In this role you will
What are the main responsibilities for this role?
- Design, build, and deploy AI agents tailored to real customer problems.
- Work end to end from data preparation and model experimentation to backend integration and cloud deployment.
- Collaborate with product, data, and operations to identify high-value opportunities and iterate based on feedback.
- Ensure production readiness through testing, monitoring, and performance evaluation.
- Contribute reusable components and frameworks that speed up future agent development.
- Continuously explore state-of-the-art AI technologies and assess their production viability.
- Build functional agents aligned with business needs and client expectations.
- Maintain robust Python codebases using sound engineering practices.
- Integrate machine learning and large language models into scalable systems.
- Deploy and operate services in cloud environments with maintainability in mind.
- Partner with cross-functional pods to validate, iterate, and improve outcomes.
Must Have
What does this person need to have in terms of skills to be successful?
- Hands-on experience with API development and model serving (FastAPI, Flask, or Django).
- Hands-on experience with LLMs (e.g., OpenAI, Anthropic, Hugging Face, Cohere).
- Practical experience with LLM frameworks (ADK, LangChain, LlamaIndex, CrewAI, Autogen, or similar).
- Experience designing and building LLM Agents, applying techniques such as RAG, tool-use, and behavioral customizations (Swarm, MagenticOne, etc.).
- Familiarity with multi-agent communication standards and tooling (MCP – Model Context Protocol, A2A protocols).
- Familiarity with prompt engineering, RAG pipelines, and fine-tuning workflows.

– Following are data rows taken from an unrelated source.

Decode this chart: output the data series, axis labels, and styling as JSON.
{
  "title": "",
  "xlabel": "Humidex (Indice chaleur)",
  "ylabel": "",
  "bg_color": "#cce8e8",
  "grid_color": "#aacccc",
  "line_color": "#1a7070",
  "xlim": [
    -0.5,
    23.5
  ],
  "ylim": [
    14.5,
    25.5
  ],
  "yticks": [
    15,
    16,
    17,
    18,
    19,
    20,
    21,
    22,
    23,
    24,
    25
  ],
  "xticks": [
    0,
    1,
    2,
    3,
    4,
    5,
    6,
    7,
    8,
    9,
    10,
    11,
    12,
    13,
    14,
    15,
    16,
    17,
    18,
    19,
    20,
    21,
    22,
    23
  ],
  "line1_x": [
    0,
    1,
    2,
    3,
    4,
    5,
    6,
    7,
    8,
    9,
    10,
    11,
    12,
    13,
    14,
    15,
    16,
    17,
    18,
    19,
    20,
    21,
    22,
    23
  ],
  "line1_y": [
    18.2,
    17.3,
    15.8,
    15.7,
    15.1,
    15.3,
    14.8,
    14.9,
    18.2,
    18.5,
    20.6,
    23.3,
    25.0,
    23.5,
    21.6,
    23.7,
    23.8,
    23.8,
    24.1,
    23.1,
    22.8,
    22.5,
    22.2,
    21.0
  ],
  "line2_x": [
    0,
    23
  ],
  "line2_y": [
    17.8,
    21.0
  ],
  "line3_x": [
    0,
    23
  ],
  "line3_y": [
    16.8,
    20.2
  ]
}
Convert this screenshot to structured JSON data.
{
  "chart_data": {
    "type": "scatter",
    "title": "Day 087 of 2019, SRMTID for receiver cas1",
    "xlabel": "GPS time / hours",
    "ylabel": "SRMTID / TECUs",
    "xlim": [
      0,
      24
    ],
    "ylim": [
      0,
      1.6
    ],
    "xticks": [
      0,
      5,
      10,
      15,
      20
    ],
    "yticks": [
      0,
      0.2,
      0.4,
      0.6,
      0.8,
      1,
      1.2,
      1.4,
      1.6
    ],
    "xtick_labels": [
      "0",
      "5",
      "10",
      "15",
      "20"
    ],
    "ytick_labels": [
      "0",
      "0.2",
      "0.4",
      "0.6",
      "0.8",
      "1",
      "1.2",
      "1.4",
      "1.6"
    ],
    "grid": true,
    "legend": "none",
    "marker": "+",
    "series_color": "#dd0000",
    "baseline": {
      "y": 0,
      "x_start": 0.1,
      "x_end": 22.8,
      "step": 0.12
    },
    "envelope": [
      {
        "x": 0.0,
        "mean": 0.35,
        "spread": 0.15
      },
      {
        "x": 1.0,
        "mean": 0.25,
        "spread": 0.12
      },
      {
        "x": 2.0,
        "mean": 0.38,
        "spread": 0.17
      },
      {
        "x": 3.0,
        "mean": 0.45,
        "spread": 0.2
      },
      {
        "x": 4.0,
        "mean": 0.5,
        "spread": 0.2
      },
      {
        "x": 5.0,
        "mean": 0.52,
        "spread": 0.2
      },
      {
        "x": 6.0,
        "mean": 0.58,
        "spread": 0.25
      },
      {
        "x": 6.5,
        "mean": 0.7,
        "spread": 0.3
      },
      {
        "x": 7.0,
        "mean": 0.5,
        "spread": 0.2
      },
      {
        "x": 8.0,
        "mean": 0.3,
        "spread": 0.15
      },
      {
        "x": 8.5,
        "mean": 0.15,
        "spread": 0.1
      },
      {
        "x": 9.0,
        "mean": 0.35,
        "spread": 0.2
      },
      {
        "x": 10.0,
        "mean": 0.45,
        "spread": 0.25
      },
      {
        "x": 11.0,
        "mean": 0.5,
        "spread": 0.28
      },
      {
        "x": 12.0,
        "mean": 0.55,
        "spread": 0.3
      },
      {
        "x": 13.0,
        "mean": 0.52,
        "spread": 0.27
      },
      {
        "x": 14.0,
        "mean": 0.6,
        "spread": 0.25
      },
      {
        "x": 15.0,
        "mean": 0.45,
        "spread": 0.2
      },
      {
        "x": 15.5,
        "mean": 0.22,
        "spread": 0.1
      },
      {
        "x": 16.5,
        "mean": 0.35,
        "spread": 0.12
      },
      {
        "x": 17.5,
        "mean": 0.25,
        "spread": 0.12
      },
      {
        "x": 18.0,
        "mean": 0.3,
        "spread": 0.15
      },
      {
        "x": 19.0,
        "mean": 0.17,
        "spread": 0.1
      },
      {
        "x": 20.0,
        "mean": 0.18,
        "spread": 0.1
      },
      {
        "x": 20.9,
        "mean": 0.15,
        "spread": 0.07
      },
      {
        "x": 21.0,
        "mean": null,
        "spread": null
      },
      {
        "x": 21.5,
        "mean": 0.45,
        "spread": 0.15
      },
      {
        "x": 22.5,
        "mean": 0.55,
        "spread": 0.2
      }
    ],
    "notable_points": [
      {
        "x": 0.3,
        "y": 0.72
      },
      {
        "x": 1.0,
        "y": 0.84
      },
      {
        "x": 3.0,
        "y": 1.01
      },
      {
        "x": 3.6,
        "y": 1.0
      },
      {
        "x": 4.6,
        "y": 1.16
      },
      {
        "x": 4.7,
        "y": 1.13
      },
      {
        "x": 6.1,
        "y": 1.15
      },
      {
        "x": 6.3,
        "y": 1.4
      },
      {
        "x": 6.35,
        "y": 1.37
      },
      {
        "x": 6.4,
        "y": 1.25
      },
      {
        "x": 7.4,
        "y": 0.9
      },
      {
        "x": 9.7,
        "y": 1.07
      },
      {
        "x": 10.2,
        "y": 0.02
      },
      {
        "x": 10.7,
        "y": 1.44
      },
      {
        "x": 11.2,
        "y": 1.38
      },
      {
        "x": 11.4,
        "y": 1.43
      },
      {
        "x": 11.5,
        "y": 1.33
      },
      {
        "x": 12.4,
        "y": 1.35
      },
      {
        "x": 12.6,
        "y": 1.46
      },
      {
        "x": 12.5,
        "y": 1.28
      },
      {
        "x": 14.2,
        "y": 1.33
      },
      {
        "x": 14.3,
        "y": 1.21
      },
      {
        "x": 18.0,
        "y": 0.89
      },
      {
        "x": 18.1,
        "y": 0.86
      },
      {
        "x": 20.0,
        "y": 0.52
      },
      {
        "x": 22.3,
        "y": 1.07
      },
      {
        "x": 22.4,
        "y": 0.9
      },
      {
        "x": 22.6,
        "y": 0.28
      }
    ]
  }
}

- Knowledge of experiment tracking and evaluation frameworks (MLflow, Weights & Biases, or custom setups).
- Experience with containerized applications (Docker) and CI/CD pipelines. * Experience working with relational and non-relational databases.
- Comfortable collaborating in cross-functional, remote teams.
Nice to Have
- Familiarity with vector databases and retrieval systems (Pinecone, Weaviate, FAISS, Milvus).
- Proficiency in cloud services (AWS Lambda, S3, SageMaker, ECS, or similar).
- Experience with data versioning and dataset management (DVC, Delta Lake).
- Knowledge of caching strategies, model routing, and latency optimization for AI systems.
- Experience designing evaluation pipelines aligned with product and user metrics.
- Understanding of responsible AI principles: fairness, privacy, security, explainability.
- Fluency in written and spoken English and Spanish. * Startup experience is a plus. Responsibilities
- Design, build, and deploy LLM-powered agents with capabilities for reasoning, memory, and tool use.
- Adapt foundation models through prompting, RAG, fine-tuning, or hybrid approaches as required.
- Build evaluation pipelines to measure accuracy, consistency, safety, and alignment with business goals.
- Implement caching, model routing, and guardrails to optimize performance and ensure safe outputs.
- Develop scalable APIs and services that expose LLM and agent capabilities.
- Collaborate with product and engineering teams to integrate agents into real-world applications.
- Monitor, retrain, and refine agents using user feedback loops for long-term reliability.
- Document system architectures, data flows, and AI workflows for reproducibility and maintainability.
Qualifications
- Degree in Computer Science, Engineering, Mathematics, or a related field. Advanced degrees are a plus but not required.
- Three or more years of experience across data science, machine learning, or software engineering.
- Hybrid profiles are strongly valued.
- Professional proficiency in English and Spanish, Portuguese is a plus.
- Location in LATAM preferred. Remote friendly with distributed pods.
Benefits
- Well-funded and proven startup with large ambitions and competitive salaries.
- Uncapped commissions.
- Entrepreneurial culture where pushing limits, creating and collaborating is everyday business.
- Open communication with management and company leadership.
- Small, dynamic teams = massive impact.
- 100% Remote Work (You choose where to work from).
- 500USD a year for you to invest in learning.